Тебе снилось повешенье, Княгиня?! — сон в руку, в ладонь, в кулак, крышка люка проваливается вниз, слитный вой толпы оглушает («А-а-ахххх!.. А-а-а…»), и ты летишь, летишь, летишь в бездну с обрывком веревки на шее — смешной, страшный, безнадежный флаг бывшей жизни…где-то… …где-то там… …где-то там, в месте, название которому еще не придумано на языках человеческих, выходил в Закон леший-Федька — а ты. Дама Бубен, фея-крестная, находилась здесь, на этом дурацком балу, в здравом уме и трезвой (ну, лишь слегка подвыпившей) памяти.
Дура! дура! дура!.. Дуракам Закон не писан.
— Пашенька… да идите же наверх!
Он подчинился.
Двинулся вслед за институтками по ступеням, оглядываясь через плечо; лицо облав-юнкера, всегда малоподвижное, на этот раз дергал нервный тик: левое веко трепетало не в такт, отчего казалось, что Пашка шутовски подмигивает.

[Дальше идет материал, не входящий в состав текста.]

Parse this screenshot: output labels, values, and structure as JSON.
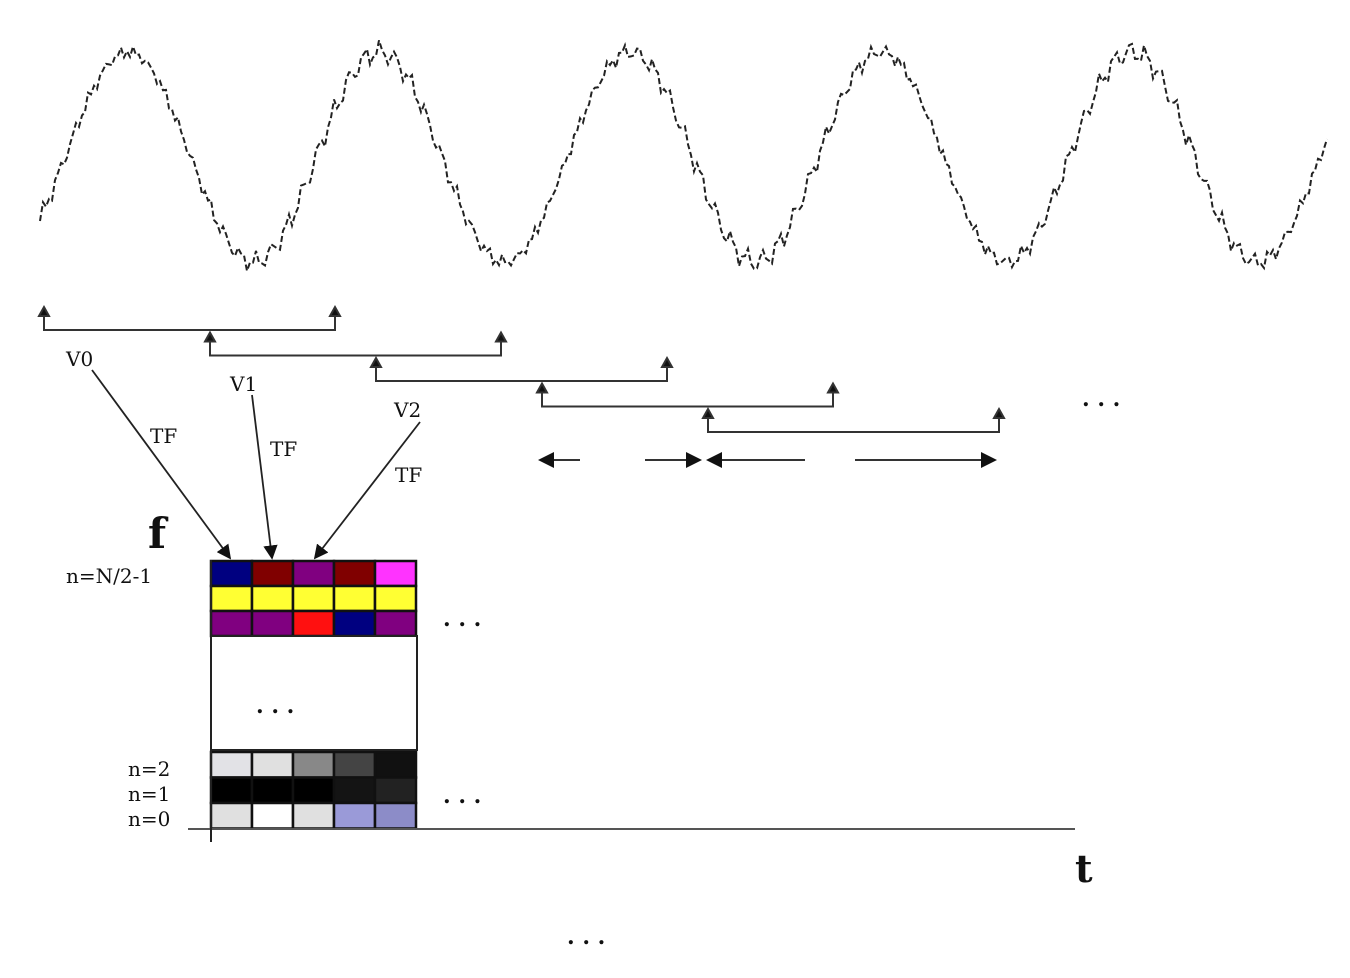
{
  "labels": {
    "windows": [
      "V0",
      "V1",
      "V2"
    ],
    "transform": "TF",
    "freq_axis": "f",
    "time_axis": "t",
    "row_top": "n=N/2-1",
    "row_2": "n=2",
    "row_1": "n=1",
    "row_0": "n=0",
    "ellipsis": ". . ."
  },
  "grid": {
    "top_rows": [
      [
        "#000080",
        "#800000",
        "#800080",
        "#800000",
        "#ff33ff"
      ],
      [
        "#ffff33",
        "#ffff33",
        "#ffff33",
        "#ffff33",
        "#ffff33"
      ],
      [
        "#800080",
        "#800080",
        "#ff1010",
        "#000080",
        "#800080"
      ]
    ],
    "bottom_rows": [
      [
        "#e2e2e6",
        "#e0e0e0",
        "#888888",
        "#444444",
        "#111111"
      ],
      [
        "#000000",
        "#000000",
        "#000000",
        "#141414",
        "#222222"
      ],
      [
        "#e0e0e0",
        "#ffffff",
        "#e0e0e0",
        "#9a9ad8",
        "#8c8cc8"
      ]
    ]
  }
}
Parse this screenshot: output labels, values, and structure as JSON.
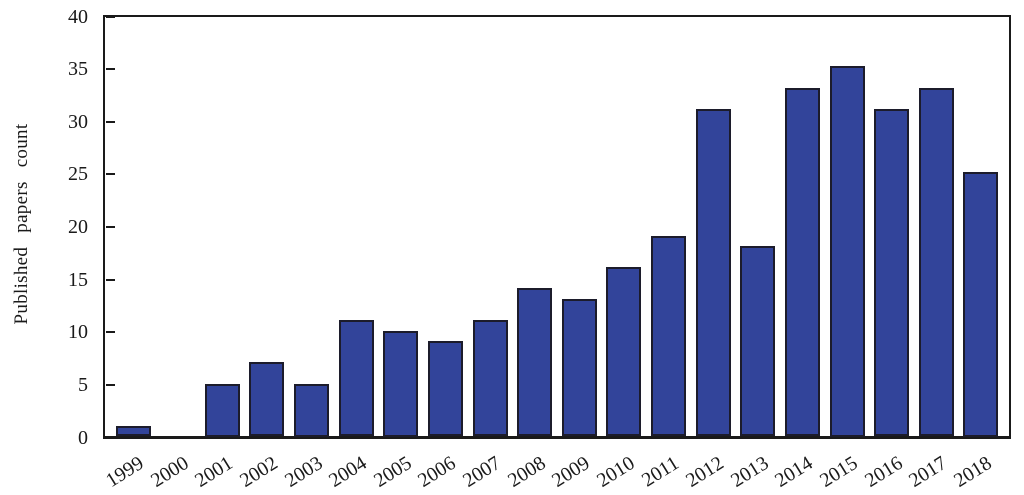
{
  "chart_data": {
    "type": "bar",
    "title": "",
    "xlabel": "",
    "ylabel": "Published papers count",
    "categories": [
      "1999",
      "2000",
      "2001",
      "2002",
      "2003",
      "2004",
      "2005",
      "2006",
      "2007",
      "2008",
      "2009",
      "2010",
      "2011",
      "2012",
      "2013",
      "2014",
      "2015",
      "2016",
      "2017",
      "2018"
    ],
    "values": [
      1,
      0,
      5,
      7,
      5,
      11,
      10,
      9,
      11,
      14,
      13,
      16,
      19,
      31,
      18,
      33,
      35,
      31,
      33,
      25
    ],
    "ylim": [
      0,
      40
    ],
    "yticks": [
      0,
      5,
      10,
      15,
      20,
      25,
      30,
      35,
      40
    ],
    "grid": false,
    "legend": null,
    "frame": true,
    "x_label_rotation_deg": 32,
    "colors": {
      "bar_fill": "#32449a",
      "bar_edge": "#1c1c2b",
      "axis": "#1a1a1a",
      "text": "#1a1a1a",
      "background": "#ffffff"
    }
  }
}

Удивительно для будущего офицера Е. И. В. особого облавного корпуса «Варвар», но сейчас тебе было не до удивлений.
Ты готовила финт.
Х. ДРУЦ-ЛОШАДНИК или ТАМАРА И ДЕМОН
И скажешь: «Били меня, мне не было больно; толкали меня, я не чувствовал. Когда проснусь, опять буду искать того же».
…Ну, здравствуй, Ефрем, Лошадиный Отец. Очередного крестника привел? Вижу, привел. Летит, летит времечко… который это уже у тебя? Третий? Четвертый? И новый небось на примете есть? Ну, тогда, если повезет, еще свидимся, Король Пиковый. А парня давай сюда. Пусть идет. Едет? Пусть едет, только сам. Обижаю? я? кого, чем?! — а, тебя, напоминанием… Ты ведь не в первый раз. Закон знаешь.
Прости, баро, совсем память дырявой стала. Ничего не держит.
Давай, парень, вперед! Хороший у тебя конь; только норовистый, горячий -как и ты сам, бэнгоро (Чертик, дьяволенок). Ну, гляди, не свались.
Пошел!
Все это было, было, было уже бессчетные тысячи раз, и даже само слово «было» успело потерять для меня всякий смысл. Было? Есть? Будет?
Какая разница?!
Но сегодня я не желаю заниматься худшим из людоедств — доеданием самого себя.
Сегодня праздник самообмана. Ведь я был, есть, буду во всех вас, а значит, и вы все — во мне, с вашей радостью и болью, страхом и нетерпением, заносчивостью и сомнениями — я киплю в вас, вы бурлите во мне, и каждый раз, далеко, в глубине души (есть ли у меня душа? нет, не так: есть ли у меня что-нибудь, кроме души? моя ли это душа? впрочем, не важно…) — в той глубине, которую я по привычке зову душой, что-то замирает в ожидании: а вдруг именно сегодня; сейчас — получится? вдруг гладкощекий сопляк, растрепавший буйную смоль кудрей, — призрак долгожданного исхода? Что, если?..
Нет, нет, я спокоен. Не надо. Я равнодушен; то, что я по привычке зову душой, покрылось пылью столетий и заросло паутиной бесплодного ожидания; я — оскопленный чудотворец, разучившийся верить в чудеса! Если я не достучался до вас тогда, когда еще было не поздно исправить ошибку, притворившуюся успехом, когда я еще оставался человеком… человеком?.. Величайшее чудо из чудес — достучаться, быть понятым… нет, не верю.
А ты скачи, мальчик, скачи.
Бог в помощь.
Только не думай, что верхом ты доберешься до меня быстрее. Видишь: твой конь едва перебирает ногами, и тишина вокруг вас плавится свинцовой патокой. Помнишь? бывало?! — да, во сне. Пытаешься проснуться? Вырваться из липких лап кошмара?
Правильно пытаешься; ты умница, бэнгоро. Вот только посмотрим, до какой степени ты умница.